Ju told PingWest that as it would take a while to raise a sufficient number of PPE for Direct Relief, and the current goal is to offer financial support. "This is a kind of showing our empathy," he said. Many members of the WHU and HUST alumni associations in North California originally came from Hubei and knew very well what was going on there, none of them wish to see the tragedy reoccur in the US, despite it already happening.
That effort has not gone unhindered, as China largely still bans export of PPE in large quantities, with the exception of government-sanctioned export, despite the national daily production capacity exceeded hundreds of millions across respirators, masks and protective suits. Some European countries had to lower their requirements so that masks made in China can be imported.
"In late January, we joined hands with HUST alumni to launch a fundraising campaign with the initial idea of supporting Wuhan to combat the pandemic. However, the situation in the US became severe, therefore, after further discussion, we decided to donate a portion of the fund to Direct Relief (as part of its effort to offer help in the US,)" Ju told PingWest, adding that WHU and HUST donated 150,000 and 50,000 to the non-profit, respectively.
Wuhan University donation receipt
A significant portion of people in the Chinese diaspora community believe that partially due to their previous immense donations to China, the US has to face a shortage of PPE, hence they have a responsibility to help the country they reside in to overcome difficulties.
"Currently, China is getting safer and safer, it's the right time to support the US, the country we live in and love," the owner of a Telegram group formed by Chinese diaspora from Hubei said in the chat.

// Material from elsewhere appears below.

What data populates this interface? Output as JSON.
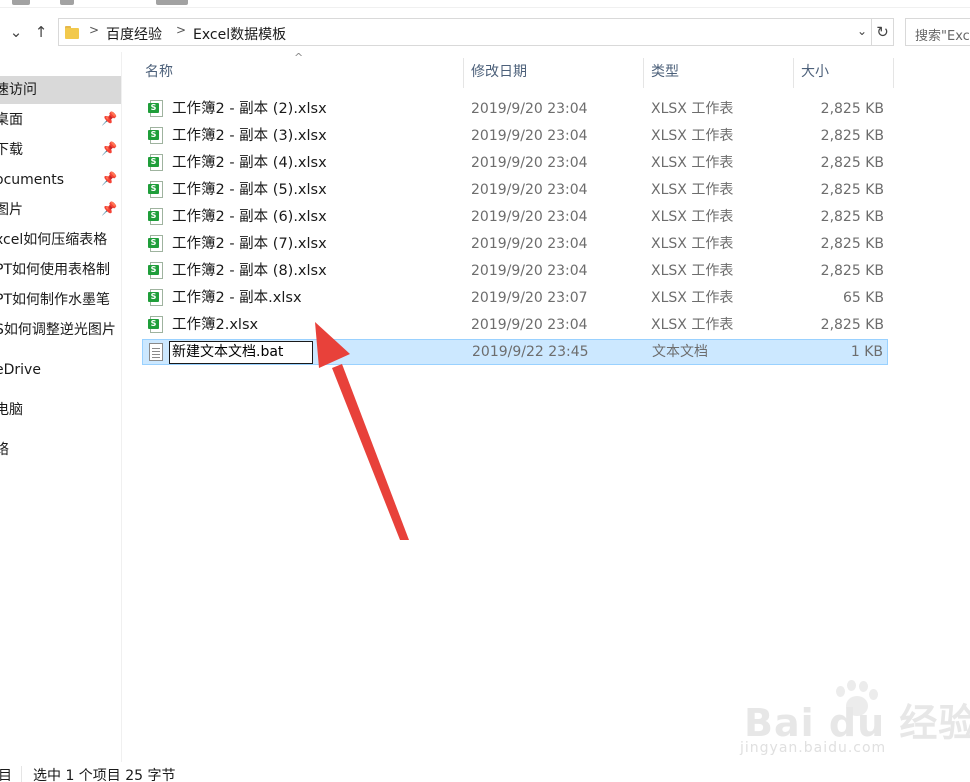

Other members are of the same opinion, saying raising supplies and money for the hospitals in their communities is an obligation.

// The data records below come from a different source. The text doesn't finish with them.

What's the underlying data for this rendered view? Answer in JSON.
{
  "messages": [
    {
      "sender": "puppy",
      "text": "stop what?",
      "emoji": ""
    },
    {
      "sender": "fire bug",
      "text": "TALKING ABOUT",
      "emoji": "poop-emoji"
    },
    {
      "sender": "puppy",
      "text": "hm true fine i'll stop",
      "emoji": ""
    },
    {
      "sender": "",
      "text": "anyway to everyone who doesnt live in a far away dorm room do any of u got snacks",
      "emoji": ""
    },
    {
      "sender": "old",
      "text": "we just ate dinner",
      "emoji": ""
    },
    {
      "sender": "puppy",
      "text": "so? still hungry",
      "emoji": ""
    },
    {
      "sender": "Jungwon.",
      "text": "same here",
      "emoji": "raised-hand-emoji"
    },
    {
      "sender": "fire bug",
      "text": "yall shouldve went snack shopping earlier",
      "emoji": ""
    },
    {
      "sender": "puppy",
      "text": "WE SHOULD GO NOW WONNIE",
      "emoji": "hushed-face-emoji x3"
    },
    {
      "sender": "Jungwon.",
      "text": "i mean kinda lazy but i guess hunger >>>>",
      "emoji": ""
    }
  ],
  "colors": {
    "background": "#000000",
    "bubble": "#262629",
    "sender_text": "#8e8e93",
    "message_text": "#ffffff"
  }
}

"Of course, we would also hope that the public can maintain a positive attitude towards us Chinese. We care about the communities just as anybody would, and we have a great sense of responsibility," Ju explains, adding that the US President Donald Trump's previous labeling of the coronavirus as the "Chinese virus" may expose the Chinese diaspora community to increased discrimination and xenophobia.
As the confirmed Covid-19 cases skyrocketed in the US, an increasing number of folks use foul language to accuse the Chinese online and on streets. A report from L1ght, an Israeli company that specializes in measuring online toxicity, suggests there has been a 900% growth in hate speech towards China and Chinese people on Twitter.

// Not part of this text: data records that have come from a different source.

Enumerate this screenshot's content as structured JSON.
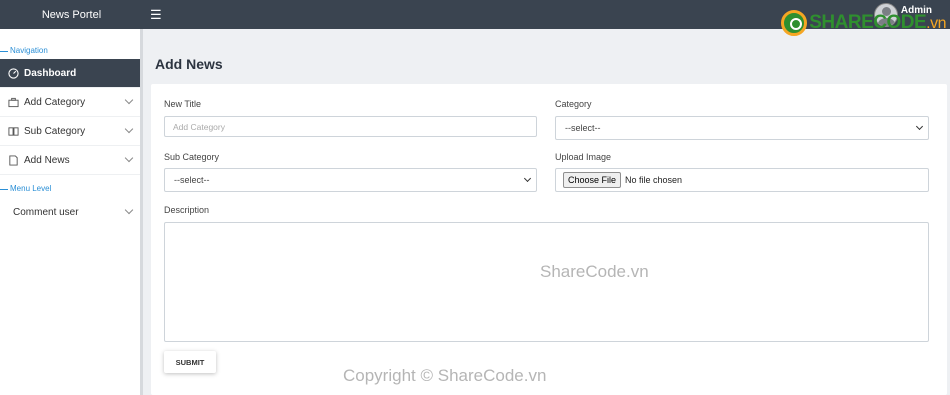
{
  "topbar": {
    "brand": "News Portel",
    "menu_icon": "hamburger-icon",
    "user_name": "Admin",
    "logo_text": "SHARECODE",
    "logo_suffix": ".vn"
  },
  "sidebar": {
    "section_navigation": "Navigation",
    "items": [
      {
        "label": "Dashboard",
        "icon": "dashboard-icon",
        "active": true
      },
      {
        "label": "Add Category",
        "icon": "briefcase-icon"
      },
      {
        "label": "Sub Category",
        "icon": "book-icon"
      },
      {
        "label": "Add News",
        "icon": "document-icon"
      }
    ],
    "section_menu": "Menu Level",
    "comment_item": "Comment user"
  },
  "main": {
    "title": "Add News",
    "form": {
      "new_title_label": "New Title",
      "new_title_placeholder": "Add Category",
      "category_label": "Category",
      "category_value": "--select--",
      "sub_category_label": "Sub Category",
      "sub_category_value": "--select--",
      "upload_label": "Upload Image",
      "choose_file": "Choose File",
      "no_file": "No file chosen",
      "description_label": "Description",
      "submit": "SUBMIT"
    }
  },
  "watermarks": {
    "center": "ShareCode.vn",
    "bottom": "Copyright © ShareCode.vn"
  }
}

Trump's comments were reminiscent of the late 1800s when Chinese Americans were deemed the "yellow peril," despite living in the United States for years, John C. Yang, president and executive director of Asian Americans Advancing Justice, said.
Michelle Zhang, founder of The Society of Heart's Delight, a Silicon Valley-based Chinese immigrants community, told PingWest she is worried that the pandemic will cause the unemployment rate to soar in the US, and the xenophobia towards Chinese immigrant workers might be increasing. Besides raising medical supplies for California hospitals, Zhang is also working on a campaign to unite people in her community to reduce discrimination and misunderstandings towards Chinese.
"I'd like to make every effort to help restore normal life and economy as soon as possible," Daniel Liu, a Chinese immigrant who has lived in New York for more than 20 years, told PingWest.
The forty-year-old man is organizing a local PPE donation campaign to support the hospital in his community. He firmly believes that the destiny of Chinese immigrants is closely tied with the US, and the public should notice that they are an indispensable part of society.
"We are uniting other Chinese immigrants groups and doing our part to support the US to combat Covid-19, and more actions will follow," Ju and Su said resolutely.